I don't think there was anything fatally wrong with it.)
> Russia has gone full bore with forced vaxxer madness
I find it particularly depressing that this happened a few days after Putin and Biden met in Switzerland. I asked a few questions here:
https://cassiopaea.org/forum/threads/questions-from-russia.50840/ (may be "Awaiting approval before being displayed publicly.")
> Your way of describing Russia's response to covid is very emotional
I can describe the situation as I see it from the inside.

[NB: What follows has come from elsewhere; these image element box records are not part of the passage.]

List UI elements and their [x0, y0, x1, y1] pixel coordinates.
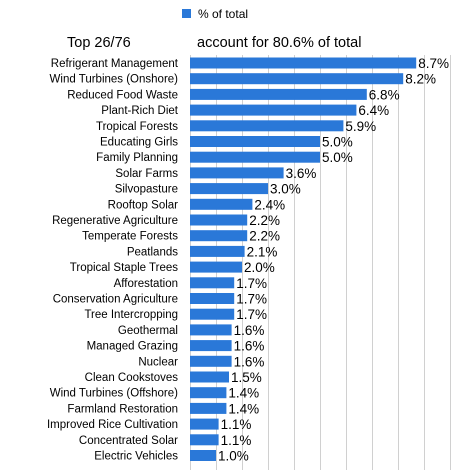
category-label: Managed Grazing	[87, 341, 178, 353]
value-label: 1.1%	[221, 417, 252, 432]
bars: Refrigerant Management 8.7% Wind Turbines …	[47, 56, 449, 464]
category-label: Temperate Forests	[82, 231, 178, 243]
value-label: 5.9%	[345, 119, 376, 134]
category-label: Farmland Restoration	[67, 403, 178, 415]
value-label: 1.4%	[228, 401, 259, 416]
header-right: account for 80.6% of total	[197, 35, 361, 51]
value-label: 2.2%	[249, 229, 280, 244]
value-label: 1.1%	[221, 433, 252, 448]
bar	[190, 230, 248, 242]
category-label: Tree Intercropping	[84, 309, 178, 321]
bar	[190, 136, 320, 147]
category-label: Peatlands	[127, 246, 178, 258]
bar	[190, 198, 253, 210]
value-label: 1.7%	[236, 307, 267, 322]
bar	[190, 418, 219, 430]
bar	[190, 73, 404, 85]
bar	[190, 340, 232, 352]
value-label: 1.0%	[218, 449, 249, 464]
bar	[190, 245, 245, 257]
value-label: 2.1%	[247, 244, 278, 259]
bar	[190, 293, 235, 304]
bar	[190, 355, 232, 367]
legend-label: % of total	[198, 7, 248, 21]
bar	[190, 324, 232, 336]
category-label: Afforestation	[114, 278, 178, 290]
bar	[190, 450, 216, 461]
category-label: Solar Farms	[115, 168, 178, 180]
category-label: Plant-Rich Diet	[101, 105, 178, 117]
value-label: 1.7%	[236, 292, 267, 307]
value-label: 6.4%	[358, 103, 389, 118]
bar	[190, 214, 248, 226]
category-label: Nuclear	[138, 356, 178, 368]
category-label: Silvopasture	[115, 184, 178, 196]
value-label: 5.0%	[322, 135, 353, 150]
category-label: Tropical Staple Trees	[70, 262, 178, 274]
value-label: 3.0%	[270, 182, 301, 197]
bar	[190, 371, 229, 383]
value-label: 8.2%	[405, 72, 436, 87]
bar	[190, 402, 227, 414]
value-label: 2.2%	[249, 213, 280, 228]
bar	[190, 387, 227, 399]
bar	[190, 308, 235, 320]
category-label: Improved Rice Cultivation	[47, 419, 178, 431]
value-label: 2.4%	[254, 197, 285, 212]
value-label: 8.7%	[418, 56, 449, 71]
bar	[190, 183, 268, 195]
value-label: 1.6%	[234, 323, 265, 338]
category-label: Tropical Forests	[96, 121, 178, 133]
bar	[190, 277, 235, 289]
value-label: 1.6%	[234, 354, 265, 369]
legend: % of total	[182, 7, 248, 21]
value-label: 1.6%	[234, 339, 265, 354]
value-label: 5.0%	[322, 150, 353, 165]
category-label: Concentrated Solar	[79, 435, 178, 447]
value-label: 1.5%	[231, 370, 262, 385]
value-label: 2.0%	[244, 260, 275, 275]
legend-swatch	[182, 9, 191, 18]
value-label: 1.4%	[228, 386, 259, 401]
bar	[190, 88, 367, 100]
category-label: Regenerative Agriculture	[52, 215, 178, 227]
value-label: 1.7%	[236, 276, 267, 291]
value-label: 3.6%	[286, 166, 317, 181]
category-label: Electric Vehicles	[94, 451, 178, 463]
bar	[190, 57, 417, 69]
category-label: Conservation Agriculture	[53, 294, 178, 306]
header-left: Top 26/76	[67, 35, 131, 51]
category-label: Clean Cookstoves	[85, 372, 179, 384]
category-label: Geothermal	[118, 325, 178, 337]
bar	[190, 151, 320, 163]
category-label: Family Planning	[96, 152, 178, 164]
category-label: Reduced Food Waste	[67, 89, 178, 101]
bar	[190, 104, 357, 116]
category-label: Refrigerant Management	[51, 58, 179, 70]
category-label: Wind Turbines (Offshore)	[50, 388, 178, 400]
bar	[190, 167, 284, 179]
category-label: Rooftop Solar	[108, 199, 178, 211]
bar	[190, 261, 242, 273]
category-label: Educating Girls	[100, 137, 178, 149]
bar	[190, 120, 344, 132]
category-label: Wind Turbines (Onshore)	[50, 74, 179, 86]
value-label: 6.8%	[369, 87, 400, 102]
bar	[190, 434, 219, 446]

Putin did not explicitly mandate universal vaccination (to leave himself room to maneuver if something turns out to be wrong with the vaccine and to shift responsibility to other officials), but soon after the Putin-Biden meeting, "prescriptions" from supervisory bodies began to appear stating that if any enterprise (private or state) had less than 60% of its employees vaccinated, then fines would be imposed on that enterprise. Those employees who are not vaccinated are to be "suspended" (because there is no law under which they can be fired) without any pay. This is more and more like the situation of the Jews in Hitler's Germany. There is a flourishing trade in fake vaccination certificates (with remote entry, without entry, with entry and pouring the vaccine down the sink). Because many people don't want to get vaccinated and quit, logistics suffer - no one to unload truckloads of groceries, for example. Even the employees of the pharmaceutical company that produces one of the Russian vaccines are sabotaging "voluntary and compulsory" vaccinations!
90% of Russia is uninhabited and uninhabitable. At least if you don't belong to a tribe of indigenous people.
I myself am thinking about moving to the south (maybe to Novorossiysk), although the locals do have a different mentality. Or even leave Russia for Montenegro. Perhaps you, too, would be interested in this country.